'Blockbuster' SFO case crumbles at dismissal stage

Yesterday, after 5 days of legal argument, Mr Justice Hickbottom dismissed a charge brought by the SFO against Leighton Humphreys, the client of Mr Jonathan Elystan Rees of chambers, in a case previously been described by the SFO as a 'blockbuster'.

Mr Humphreys, a director of Celtic Energy Limited (CEL), and five others had been charged with conspiracy to defraud relating to the sale by CEL of four opencast mining sites to a company incorporated in the British Virgin Islands. The effect of the sale under the Town and Country Planning Act 1990 was that CEL was released from any future obligation to restore the land after mining ceased. Also charged with Mr Humphreys was Richard Walters, the sole owner of CEL, three solicitors instructed to advise CEL, Mr Eric Evans, Mr Alan Whiteley and Ms Frances Bodman, and an eminent commercial silk, Mr Stephen Davies QC.

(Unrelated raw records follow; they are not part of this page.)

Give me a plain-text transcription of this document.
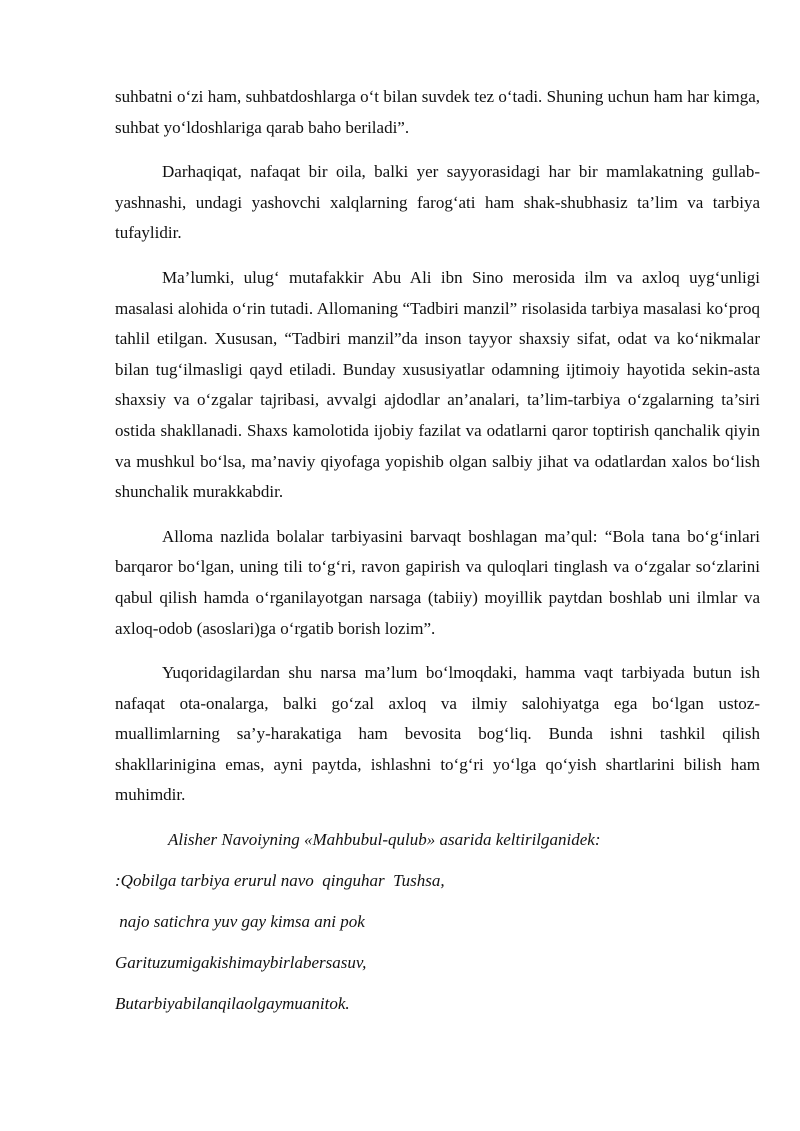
suhbatni o‘zi ham, suhbatdoshlarga o‘t bilan suvdek tez o‘tadi. Shuning uchun ham har kimga, suhbat yo‘ldoshlariga qarab baho beriladi”.

Darhaqiqat, nafaqat bir oila, balki yer sayyorasidagi har bir mamlakatning gullab-yashnashi, undagi yashovchi xalqlarning farog‘ati ham shak-shubhasiz ta’lim va tarbiya tufaylidir.

Ma’lumki, ulug‘ mutafakkir Abu Ali ibn Sino merosida ilm va axloq uyg‘unligi masalasi alohida o‘rin tutadi. Allomaning “Tadbiri manzil” risolasida tarbiya masalasi ko‘proq tahlil etilgan. Xususan, “Tadbiri manzil”da inson tayyor shaxsiy sifat, odat va ko‘nikmalar bilan tug‘ilmasligi qayd etiladi. Bunday xususiyatlar odamning ijtimoiy hayotida sekin-asta shaxsiy va o‘zgalar tajribasi, avvalgi ajdodlar an’analari, ta’lim-tarbiya o‘zgalarning ta’siri ostida shakllanadi. Shaxs kamolotida ijobiy fazilat va odatlarni qaror toptirish qanchalik qiyin va mushkul bo‘lsa, ma’naviy qiyofaga yopishib olgan salbiy jihat va odatlardan xalos bo‘lish shunchalik murakkabdir.

Alloma nazlida bolalar tarbiyasini barvaqt boshlagan ma’qul: “Bola tana bo‘g‘inlari barqaror bo‘lgan, uning tili to‘g‘ri, ravon gapirish va quloqlari tinglash va o‘zgalar so‘zlarini qabul qilish hamda o‘rganilayotgan narsaga (tabiiy) moyillik paytdan boshlab uni ilmlar va axloq-odob (asoslari)ga o‘rgatib borish lozim”.

Yuqoridagilardan shu narsa ma’lum bo‘lmoqdaki, hamma vaqt tarbiyada butun ish nafaqat ota-onalarga, balki go‘zal axloq va ilmiy salohiyatga ega bo‘lgan ustoz-muallimlarning sa’y-harakatiga ham bevosita bog‘liq. Bunda ishni tashkil qilish shakllarinigina emas, ayni paytda, ishlashni to‘g‘ri yo‘lga qo‘yish shartlarini bilish ham muhimdir.

Alisher Navoiyning «Mahbubul-qulub» asarida keltirilganidek:

:Qobilga tarbiya erurul navo  qinguhar  Tushsa,

najo satichra yuv gay kimsa ani pok

Garituzumigakishimaybirlabersasuv,

Butarbiyabilanqilaolgaymuanitok.
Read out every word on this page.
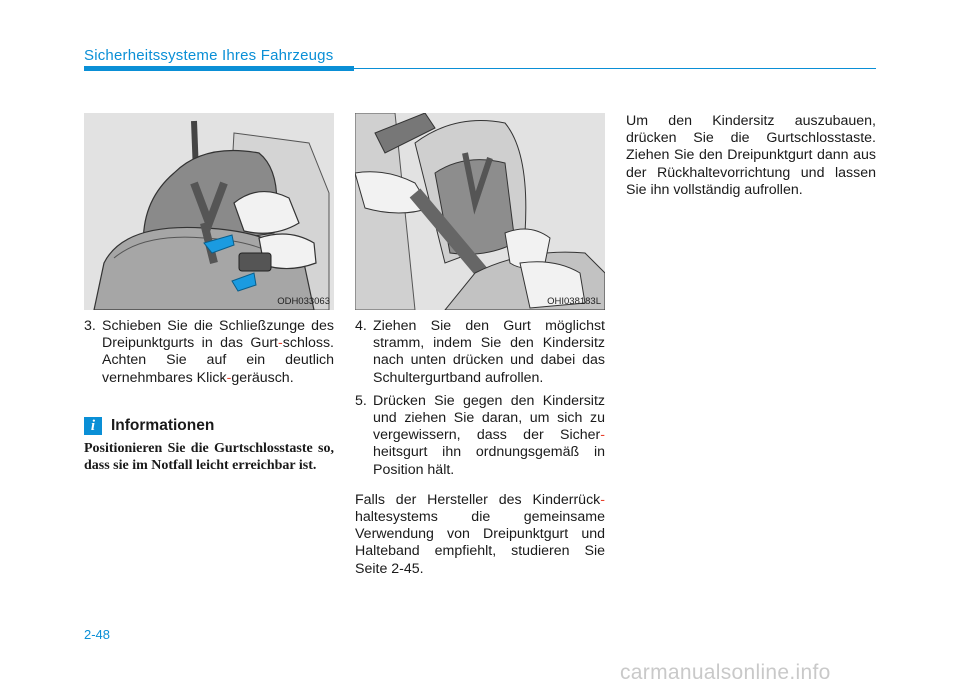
Sicherheitssysteme Ihres Fahrzeugs
ODH033063	OHI038183L

3. Schieben Sie die Schließzunge des Dreipunktgurts in das Gurt-schloss. Achten Sie auf ein deutlich vernehmbares Klick-geräusch.

i	Informationen
Positionieren Sie die Gurtschlosstaste so, dass sie im Notfall leicht erreichbar ist.

4. Ziehen Sie den Gurt möglichst stramm, indem Sie den Kindersitz nach unten drücken und dabei das Schultergurtband aufrollen.

5. Drücken Sie gegen den Kindersitz und ziehen Sie daran, um sich zu vergewissern, dass der Sicher-heitsgurt ihn ordnungsgemäß in Position hält.

Falls der Hersteller des Kinderrück-haltesystems die gemeinsame Verwendung von Dreipunktgurt und Halteband empfiehlt, studieren Sie Seite 2-45.

Um den Kindersitz auszubauen, drücken Sie die Gurtschlosstaste. Ziehen Sie den Dreipunktgurt dann aus der Rückhaltevorrichtung und lassen Sie ihn vollständig aufrollen.

2-48
carmanualsonline.info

Mr Humphreys maintained throughout that the transaction was perfectly lawful and honest, and that he had acted on the proper advice of experienced lawyers.

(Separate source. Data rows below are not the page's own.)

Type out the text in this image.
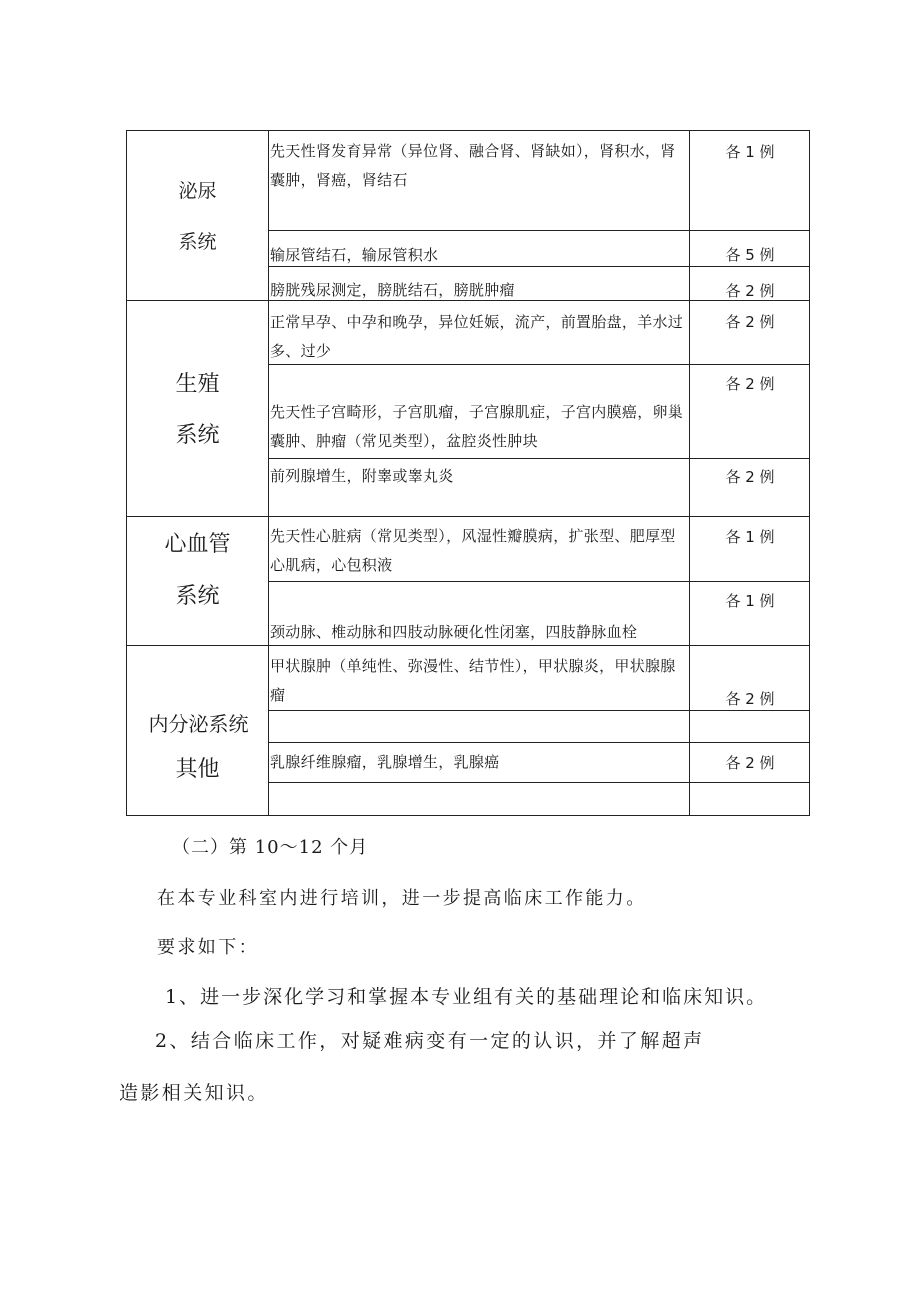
泌尿
系统
生殖
系统
心血管
系统
内分泌系统
其他
先天性肾发育异常（异位肾、融合肾、肾缺如），肾积水，肾囊肿，肾癌，肾结石
输尿管结石，输尿管积水
膀胱残尿测定，膀胱结石，膀胱肿瘤
正常早孕、中孕和晚孕，异位妊娠，流产，前置胎盘，羊水过多、过少
先天性子宫畸形，子宫肌瘤，子宫腺肌症，子宫内膜癌，卵巢囊肿、肿瘤（常见类型），盆腔炎性肿块
前列腺增生，附睾或睾丸炎
先天性心脏病（常见类型），风湿性瓣膜病，扩张型、肥厚型心肌病，心包积液
颈动脉、椎动脉和四肢动脉硬化性闭塞，四肢静脉血栓
甲状腺肿（单纯性、弥漫性、结节性），甲状腺炎，甲状腺腺瘤
乳腺纤维腺瘤，乳腺增生，乳腺癌
各 1 例
各 5 例
各 2 例
各 2 例
各 2 例
各 2 例
各 1 例
各 1 例
各 2 例
各 2 例
（二）第 10～12 个月
在本专业科室内进行培训，进一步提高临床工作能力。
要求如下：
1、进一步深化学习和掌握本专业组有关的基础理论和临床知识。
2、结合临床工作，对疑难病变有一定的认识，并了解超声
造影相关知识。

After hearing complex legal argument as to the statutory operation of the Town and Country Planning Act 1990, the Coal Industry Act 1994 and the scope of the common law offence of conspiracy to defraud, Mr Justice Hickinbottom agreed with the submission made on behalf of Mr Humphreys that (1) the deal was indeed lawful; (2) that it cannot be dishonest to act lawfully; and (3) that an agreement to achieve a lawful object by lawful means can never amount to a conspiracy to defraud.

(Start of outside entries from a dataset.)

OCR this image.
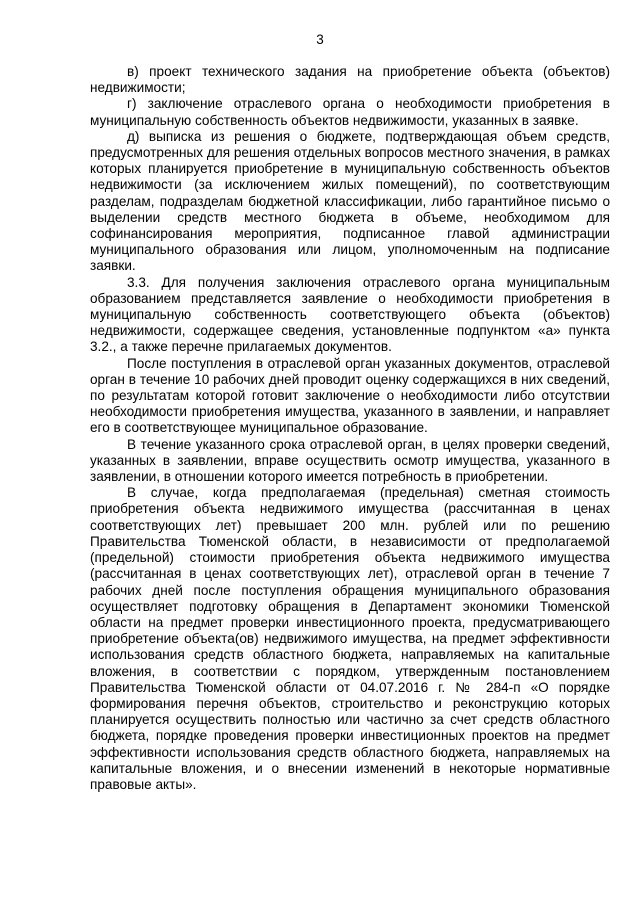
3

в) проект технического задания на приобретение объекта (объектов) недвижимости;

г) заключение отраслевого органа о необходимости приобретения в муниципальную собственность объектов недвижимости, указанных в заявке.

д) выписка из решения о бюджете, подтверждающая объем средств, предусмотренных для решения отдельных вопросов местного значения, в рамках которых планируется приобретение в муниципальную собственность объектов недвижимости (за исключением жилых помещений), по соответствующим разделам, подразделам бюджетной классификации, либо гарантийное письмо о выделении средств местного бюджета в объеме, необходимом для софинансирования мероприятия, подписанное главой администрации муниципального образования или лицом, уполномоченным на подписание заявки.

3.3. Для получения заключения отраслевого органа муниципальным образованием представляется заявление о необходимости приобретения в муниципальную собственность соответствующего объекта (объектов) недвижимости, содержащее сведения, установленные подпунктом «а» пункта 3.2., а также перечне прилагаемых документов.

После поступления в отраслевой орган указанных документов, отраслевой орган в течение 10 рабочих дней проводит оценку содержащихся в них сведений, по результатам которой готовит заключение о необходимости либо отсутствии необходимости приобретения имущества, указанного в заявлении, и направляет его в соответствующее муниципальное образование.

В течение указанного срока отраслевой орган, в целях проверки сведений, указанных в заявлении, вправе осуществить осмотр имущества, указанного в заявлении, в отношении которого имеется потребность в приобретении.

В случае, когда предполагаемая (предельная) сметная стоимость приобретения объекта недвижимого имущества (рассчитанная в ценах соответствующих лет) превышает 200 млн. рублей или по решению Правительства Тюменской области, в независимости от предполагаемой (предельной) стоимости приобретения объекта недвижимого имущества (рассчитанная в ценах соответствующих лет), отраслевой орган в течение 7 рабочих дней после поступления обращения муниципального образования осуществляет подготовку обращения в Департамент экономики Тюменской области на предмет проверки инвестиционного проекта, предусматривающего приобретение объекта(ов) недвижимого имущества, на предмет эффективности использования средств областного бюджета, направляемых на капитальные вложения, в соответствии с порядком, утвержденным постановлением Правительства Тюменской области от 04.07.2016 г. № 284-п «О порядке формирования перечня объектов, строительство и реконструкцию которых планируется осуществить полностью или частично за счет средств областного бюджета, порядке проведения проверки инвестиционных проектов на предмет эффективности использования средств областного бюджета, направляемых на капитальные вложения, и о внесении изменений в некоторые нормативные правовые акты».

Having dismissed the case, Mr Justice Hickinbottom then refused an application by the SFO to prevent reporting of the collapse of their case for 28 days.

Jonathan Elystan Rees of chambers was instructed by Mr Simon Evenden of De Maids solicitors and led by Mr John Charles Rees QC. Mr Humphrey's defence was funded by managerial liability insurance.